GNU Classpath is STILL a GNU project, and above all, we are trying to  
support free platforms, and are first of all concerned with  
supporting GNU (in it's GNU/Linux form). There is reams of evidence  
that targeting mostly POSIX systems, and handling the divergences  
with autoconf, produces a lot of software that is usable in a lot of  
places (witness, all the programs of the GNU project).

Please, recognize that:

   - Macro-based portability layers like this are ugly and extremely  
hard to maintain and debug.
   - The benefits of such a thing never materialized anyway, because  
the only implementation available is for POSIX-like platforms.
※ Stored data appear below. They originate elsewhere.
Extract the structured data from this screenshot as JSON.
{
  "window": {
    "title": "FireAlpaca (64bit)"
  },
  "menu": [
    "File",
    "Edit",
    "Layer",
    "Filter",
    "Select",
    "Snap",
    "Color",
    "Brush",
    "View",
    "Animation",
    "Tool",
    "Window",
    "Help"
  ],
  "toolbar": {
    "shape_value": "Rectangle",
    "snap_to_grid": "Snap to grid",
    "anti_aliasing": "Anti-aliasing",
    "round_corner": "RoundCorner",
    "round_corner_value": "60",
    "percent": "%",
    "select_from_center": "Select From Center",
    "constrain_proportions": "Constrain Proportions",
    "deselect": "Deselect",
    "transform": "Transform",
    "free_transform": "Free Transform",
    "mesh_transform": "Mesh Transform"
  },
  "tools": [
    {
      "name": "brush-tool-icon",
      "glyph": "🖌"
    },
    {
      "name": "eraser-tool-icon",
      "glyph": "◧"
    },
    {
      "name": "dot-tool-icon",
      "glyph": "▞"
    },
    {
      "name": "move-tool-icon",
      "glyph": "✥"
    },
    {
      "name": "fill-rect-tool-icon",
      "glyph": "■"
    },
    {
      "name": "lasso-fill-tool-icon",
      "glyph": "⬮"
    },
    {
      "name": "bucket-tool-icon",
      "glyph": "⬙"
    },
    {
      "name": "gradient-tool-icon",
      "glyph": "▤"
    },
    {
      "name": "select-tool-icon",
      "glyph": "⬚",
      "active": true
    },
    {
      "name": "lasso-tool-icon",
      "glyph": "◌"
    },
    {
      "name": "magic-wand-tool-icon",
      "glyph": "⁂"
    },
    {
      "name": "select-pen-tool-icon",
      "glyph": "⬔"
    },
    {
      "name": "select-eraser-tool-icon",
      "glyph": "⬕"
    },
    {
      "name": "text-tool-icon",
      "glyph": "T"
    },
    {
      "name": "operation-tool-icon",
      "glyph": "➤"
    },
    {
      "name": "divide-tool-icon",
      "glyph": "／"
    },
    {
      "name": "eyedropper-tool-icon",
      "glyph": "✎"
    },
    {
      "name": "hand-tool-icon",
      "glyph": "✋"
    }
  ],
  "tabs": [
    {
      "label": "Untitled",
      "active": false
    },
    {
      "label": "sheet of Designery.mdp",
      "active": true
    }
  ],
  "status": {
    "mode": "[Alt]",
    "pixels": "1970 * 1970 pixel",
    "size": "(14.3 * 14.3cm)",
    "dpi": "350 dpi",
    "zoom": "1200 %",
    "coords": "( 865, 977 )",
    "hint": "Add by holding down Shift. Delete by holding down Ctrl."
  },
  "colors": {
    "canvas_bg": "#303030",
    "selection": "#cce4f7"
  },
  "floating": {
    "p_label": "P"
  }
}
So it  
STILL relied on POSIX and autoconf.

We have the responsibility, as contributors to a GNU project, to  
maintain the project for the GNU system. GNU is sorta-POSIX, as are a  
lot of other interesting platforms, and targeting them earns us, as  
free software contributors -- not necessarily other groups or  
companies that want to use Classpath -- a lot. I see these "native  
portability layers" as being counter to that goal, and they  
especially don't make sense given that there's no other free  
implementations for platforms other than what we are targeting.

You can call that narrow-minded if you want, but we have to have  
goals and rules for the project, and they should be mandated by the  
larger project of which we are a part, which is GNU.